I remember how excited I got in college when gorgeous Barry Cunningham told me he thought about being with me while his girlfriend was away.

I remember how excited I got when I was offered my first real job, as an assistant editor on Where Magazine.

I remember how excited I got when I saw The Eiffel Tower for the first time.

I remember how excited I got when I made the honor society in high school.

I remember how excited I got when I closed my first sale as a publisher.

I remember how excited I got when my son was accepted to the pre-K program in a great school.

I remember how anxious I got when I was waiting to hear if I passed a final.

I remember how anxious I got when I waited for Edgar to call.

I remember how anxious I got when I had to babysit for my younger sisters.

I remember how anxious I got when I thought I was lost driving in a strange city.

I remember how anxious I got worrying whether I’d get the account.

With so much excitement and anxiety all those years, it’s no small wonder I survived without having multiple breakdowns and heart failure. If youth is defined by fast, first,  many, more, loud and lively, what defines FOF?

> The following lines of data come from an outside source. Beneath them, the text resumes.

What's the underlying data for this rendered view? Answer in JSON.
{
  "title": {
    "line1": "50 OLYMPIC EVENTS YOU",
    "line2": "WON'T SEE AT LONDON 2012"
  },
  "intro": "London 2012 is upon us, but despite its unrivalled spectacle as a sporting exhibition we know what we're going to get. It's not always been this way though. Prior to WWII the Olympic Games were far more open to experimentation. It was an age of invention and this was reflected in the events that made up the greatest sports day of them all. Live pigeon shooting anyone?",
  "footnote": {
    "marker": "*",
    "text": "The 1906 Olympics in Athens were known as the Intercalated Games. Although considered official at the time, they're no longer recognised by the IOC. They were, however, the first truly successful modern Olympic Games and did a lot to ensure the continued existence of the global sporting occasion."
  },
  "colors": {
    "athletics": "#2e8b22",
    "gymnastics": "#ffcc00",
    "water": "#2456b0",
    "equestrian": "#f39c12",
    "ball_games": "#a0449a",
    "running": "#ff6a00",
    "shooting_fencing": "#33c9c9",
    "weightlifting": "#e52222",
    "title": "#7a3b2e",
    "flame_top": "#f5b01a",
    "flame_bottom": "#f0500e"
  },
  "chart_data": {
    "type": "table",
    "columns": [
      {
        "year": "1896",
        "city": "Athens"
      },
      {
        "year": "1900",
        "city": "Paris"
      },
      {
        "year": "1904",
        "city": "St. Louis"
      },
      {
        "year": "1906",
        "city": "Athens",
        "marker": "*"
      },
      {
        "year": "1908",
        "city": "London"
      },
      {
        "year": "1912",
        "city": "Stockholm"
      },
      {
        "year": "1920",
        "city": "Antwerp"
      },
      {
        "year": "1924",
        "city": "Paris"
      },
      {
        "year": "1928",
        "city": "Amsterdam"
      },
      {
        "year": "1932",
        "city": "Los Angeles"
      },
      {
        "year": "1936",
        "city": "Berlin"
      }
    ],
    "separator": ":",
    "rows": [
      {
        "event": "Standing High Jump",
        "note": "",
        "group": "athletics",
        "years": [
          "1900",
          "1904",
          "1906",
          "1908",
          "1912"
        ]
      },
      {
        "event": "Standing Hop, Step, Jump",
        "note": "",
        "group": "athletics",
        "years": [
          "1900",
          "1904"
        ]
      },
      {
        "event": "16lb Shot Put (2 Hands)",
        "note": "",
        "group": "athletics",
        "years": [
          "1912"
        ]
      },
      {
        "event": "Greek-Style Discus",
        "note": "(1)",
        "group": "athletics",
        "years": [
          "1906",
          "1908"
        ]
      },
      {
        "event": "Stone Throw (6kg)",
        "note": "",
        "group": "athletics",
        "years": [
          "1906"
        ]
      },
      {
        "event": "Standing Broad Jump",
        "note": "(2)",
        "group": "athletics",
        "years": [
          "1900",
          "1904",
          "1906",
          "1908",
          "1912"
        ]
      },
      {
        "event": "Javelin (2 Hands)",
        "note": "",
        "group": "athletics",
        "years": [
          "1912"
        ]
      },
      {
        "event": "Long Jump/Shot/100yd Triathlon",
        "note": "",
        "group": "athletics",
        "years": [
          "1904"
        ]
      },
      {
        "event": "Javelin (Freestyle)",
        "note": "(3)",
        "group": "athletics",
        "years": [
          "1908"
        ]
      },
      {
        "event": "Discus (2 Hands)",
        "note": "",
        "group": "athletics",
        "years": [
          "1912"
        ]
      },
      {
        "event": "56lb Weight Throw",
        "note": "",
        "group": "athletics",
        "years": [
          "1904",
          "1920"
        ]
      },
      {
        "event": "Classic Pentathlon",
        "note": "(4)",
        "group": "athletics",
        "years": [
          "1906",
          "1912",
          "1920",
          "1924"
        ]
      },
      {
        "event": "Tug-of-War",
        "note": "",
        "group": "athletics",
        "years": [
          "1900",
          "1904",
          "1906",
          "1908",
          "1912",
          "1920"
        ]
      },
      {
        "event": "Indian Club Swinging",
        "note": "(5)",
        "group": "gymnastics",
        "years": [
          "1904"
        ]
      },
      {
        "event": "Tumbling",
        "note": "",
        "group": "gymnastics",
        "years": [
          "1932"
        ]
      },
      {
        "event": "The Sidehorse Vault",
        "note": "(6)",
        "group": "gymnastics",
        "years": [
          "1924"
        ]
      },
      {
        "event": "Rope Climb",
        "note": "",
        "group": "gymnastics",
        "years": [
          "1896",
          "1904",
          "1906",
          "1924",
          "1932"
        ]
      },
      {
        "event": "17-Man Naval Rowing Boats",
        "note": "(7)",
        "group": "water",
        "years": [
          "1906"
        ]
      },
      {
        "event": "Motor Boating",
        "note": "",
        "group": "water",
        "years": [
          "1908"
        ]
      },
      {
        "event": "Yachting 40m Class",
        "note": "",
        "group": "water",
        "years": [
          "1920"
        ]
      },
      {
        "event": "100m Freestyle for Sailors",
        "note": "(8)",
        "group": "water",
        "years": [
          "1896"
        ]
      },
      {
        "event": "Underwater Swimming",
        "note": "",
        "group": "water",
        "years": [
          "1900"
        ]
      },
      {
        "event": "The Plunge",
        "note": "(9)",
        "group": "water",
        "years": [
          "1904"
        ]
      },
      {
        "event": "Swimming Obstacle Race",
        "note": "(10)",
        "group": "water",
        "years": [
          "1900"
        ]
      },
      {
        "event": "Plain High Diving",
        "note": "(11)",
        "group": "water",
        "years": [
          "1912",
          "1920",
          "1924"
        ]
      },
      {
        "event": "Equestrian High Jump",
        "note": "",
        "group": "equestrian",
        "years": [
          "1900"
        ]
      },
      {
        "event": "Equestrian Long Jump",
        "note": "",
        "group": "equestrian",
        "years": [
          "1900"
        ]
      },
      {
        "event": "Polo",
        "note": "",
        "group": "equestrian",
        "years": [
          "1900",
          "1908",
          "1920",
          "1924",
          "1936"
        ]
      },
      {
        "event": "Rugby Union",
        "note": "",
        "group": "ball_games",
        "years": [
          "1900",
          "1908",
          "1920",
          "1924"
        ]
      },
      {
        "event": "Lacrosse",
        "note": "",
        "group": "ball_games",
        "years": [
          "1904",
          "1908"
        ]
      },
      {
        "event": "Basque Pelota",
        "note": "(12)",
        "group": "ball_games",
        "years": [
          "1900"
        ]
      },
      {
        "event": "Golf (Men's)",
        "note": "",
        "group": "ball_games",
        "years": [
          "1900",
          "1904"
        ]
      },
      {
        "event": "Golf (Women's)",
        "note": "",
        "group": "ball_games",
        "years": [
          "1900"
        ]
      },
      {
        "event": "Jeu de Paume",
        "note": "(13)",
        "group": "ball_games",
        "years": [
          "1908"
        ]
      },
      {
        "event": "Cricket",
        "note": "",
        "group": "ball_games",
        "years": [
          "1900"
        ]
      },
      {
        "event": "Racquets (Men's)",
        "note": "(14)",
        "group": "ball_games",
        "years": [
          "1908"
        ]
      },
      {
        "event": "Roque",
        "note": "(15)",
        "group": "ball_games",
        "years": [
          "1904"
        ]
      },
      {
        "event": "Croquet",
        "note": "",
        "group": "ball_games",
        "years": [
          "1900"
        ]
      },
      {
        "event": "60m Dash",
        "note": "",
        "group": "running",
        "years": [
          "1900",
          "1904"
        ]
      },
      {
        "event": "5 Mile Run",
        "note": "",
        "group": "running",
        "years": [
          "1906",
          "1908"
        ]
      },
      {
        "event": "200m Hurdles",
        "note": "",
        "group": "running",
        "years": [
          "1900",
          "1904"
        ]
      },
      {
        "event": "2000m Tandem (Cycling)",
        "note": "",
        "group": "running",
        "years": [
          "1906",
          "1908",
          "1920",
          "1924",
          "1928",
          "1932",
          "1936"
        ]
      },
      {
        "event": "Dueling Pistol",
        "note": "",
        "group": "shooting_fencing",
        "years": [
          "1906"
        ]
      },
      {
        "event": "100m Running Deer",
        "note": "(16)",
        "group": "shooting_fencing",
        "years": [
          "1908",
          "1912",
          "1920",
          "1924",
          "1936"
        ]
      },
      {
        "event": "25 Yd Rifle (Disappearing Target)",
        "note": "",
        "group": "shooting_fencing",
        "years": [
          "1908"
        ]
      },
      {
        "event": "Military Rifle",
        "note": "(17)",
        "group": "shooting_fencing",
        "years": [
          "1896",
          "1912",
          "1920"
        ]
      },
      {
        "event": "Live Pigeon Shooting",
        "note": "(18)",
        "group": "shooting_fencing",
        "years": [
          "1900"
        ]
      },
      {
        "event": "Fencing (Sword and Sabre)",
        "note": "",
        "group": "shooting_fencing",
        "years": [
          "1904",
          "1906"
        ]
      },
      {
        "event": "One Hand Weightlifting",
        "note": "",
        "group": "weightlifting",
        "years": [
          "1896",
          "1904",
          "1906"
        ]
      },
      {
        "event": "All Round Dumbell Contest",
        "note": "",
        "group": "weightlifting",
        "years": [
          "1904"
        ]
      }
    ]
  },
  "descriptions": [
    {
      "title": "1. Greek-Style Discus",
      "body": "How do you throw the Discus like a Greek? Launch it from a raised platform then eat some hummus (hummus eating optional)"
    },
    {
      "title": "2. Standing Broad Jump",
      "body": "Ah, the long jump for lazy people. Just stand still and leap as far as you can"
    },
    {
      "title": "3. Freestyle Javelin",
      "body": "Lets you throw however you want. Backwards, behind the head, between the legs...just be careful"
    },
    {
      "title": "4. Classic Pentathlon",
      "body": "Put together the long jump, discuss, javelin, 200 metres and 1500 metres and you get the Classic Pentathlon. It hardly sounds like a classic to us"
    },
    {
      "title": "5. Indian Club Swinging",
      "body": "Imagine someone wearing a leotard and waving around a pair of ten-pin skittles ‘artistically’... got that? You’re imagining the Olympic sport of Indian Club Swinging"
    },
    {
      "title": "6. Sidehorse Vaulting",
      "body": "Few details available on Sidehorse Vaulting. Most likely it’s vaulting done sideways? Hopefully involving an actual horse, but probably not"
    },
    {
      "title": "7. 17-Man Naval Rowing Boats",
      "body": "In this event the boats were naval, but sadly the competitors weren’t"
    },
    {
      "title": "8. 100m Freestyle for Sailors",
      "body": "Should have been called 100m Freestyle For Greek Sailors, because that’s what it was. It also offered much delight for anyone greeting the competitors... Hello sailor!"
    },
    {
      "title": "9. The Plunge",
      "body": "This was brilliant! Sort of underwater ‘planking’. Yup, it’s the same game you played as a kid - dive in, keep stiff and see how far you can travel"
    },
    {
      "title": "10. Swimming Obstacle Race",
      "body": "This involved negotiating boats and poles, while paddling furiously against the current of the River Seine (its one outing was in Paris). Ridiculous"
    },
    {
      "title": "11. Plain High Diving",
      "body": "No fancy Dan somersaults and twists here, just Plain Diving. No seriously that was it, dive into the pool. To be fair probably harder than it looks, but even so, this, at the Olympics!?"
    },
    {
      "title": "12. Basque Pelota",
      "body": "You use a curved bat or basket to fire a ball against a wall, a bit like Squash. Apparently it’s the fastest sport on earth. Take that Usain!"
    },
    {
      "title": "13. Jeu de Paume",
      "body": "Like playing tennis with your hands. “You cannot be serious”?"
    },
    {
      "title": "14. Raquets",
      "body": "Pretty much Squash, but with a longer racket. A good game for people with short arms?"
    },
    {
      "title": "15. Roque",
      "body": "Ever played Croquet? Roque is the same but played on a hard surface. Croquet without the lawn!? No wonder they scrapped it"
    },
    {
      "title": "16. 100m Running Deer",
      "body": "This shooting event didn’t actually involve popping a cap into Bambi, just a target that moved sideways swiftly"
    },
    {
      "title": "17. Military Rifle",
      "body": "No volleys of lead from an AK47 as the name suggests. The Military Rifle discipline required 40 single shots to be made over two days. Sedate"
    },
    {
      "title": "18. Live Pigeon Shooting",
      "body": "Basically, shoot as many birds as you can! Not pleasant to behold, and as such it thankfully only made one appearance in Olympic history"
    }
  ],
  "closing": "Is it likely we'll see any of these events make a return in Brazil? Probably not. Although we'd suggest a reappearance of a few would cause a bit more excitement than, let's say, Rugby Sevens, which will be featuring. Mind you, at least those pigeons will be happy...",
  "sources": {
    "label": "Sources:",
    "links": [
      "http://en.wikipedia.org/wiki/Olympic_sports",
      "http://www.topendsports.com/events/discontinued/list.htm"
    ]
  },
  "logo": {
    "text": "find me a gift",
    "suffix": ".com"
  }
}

I say it’s peacefulness, patience, calmness, simplicity, lower, longer and continuous. I want nice outcomes, but I no longer jump for joy when I get them. I don’t like unpleasant circumstances or outcomes, but my anxiety level no longer climbs into the stratosphere when they come my way.

It’s exciting not being quite so excited. And it’s pure joy not being so apoplectic.

Extremes are so childish. Thank heavens I’ve outgrown them (most of the time, anyway!)

5 Responses to “What’s all the excitement about?”

  1. Barbara-b says:

    Geri,

    I think that fearlessness describes me best of all…of course I am 70. I love that all the anxiety over failure has gone away. I can fly off in a direction and be sent back with my tail between my legs. It does not let it bother me so much anymore. I have decided that the worst thing that can happen when I ask is to be answered NO. That even applies to prayer.

    Best of all, I agree with you in that the extremes are gone. Life is much happier this way.

    Have a wonderful day.

    Barbara-b, Guru

    REPLY
    • Barbara-b says:

      I might add, what you have described is called “wisdom”. Is that wonderful!

      REPLY
  2. Joanne Johnson says:

    Geri — I love your post — it’s nice to meet an honest person!

    REPLY
  3. Cecile says:

    BRAVO Geri!!!!! ! ! ! !!!! you just pit into words EXACTLY whatI have been saying all along. You didn’t omit a comma!!!!

    Great post!!

    Cécile

    REPLY
  4. Deb Chase says:

    This is such an insightful post! Too many people don’t realize that one of the great benefits of turning fifty is a huge change in our reactions to life events. While we feel great happiness, the lows never seems as bad– maybe the years of experience have shown that things usually have a way of working out. This serenity, this sense of peace with others make these years some of the best times of my life. I wish that women who are afraid of growing old would somehow know that with age comes a sense of calm that youth cannot even imagine.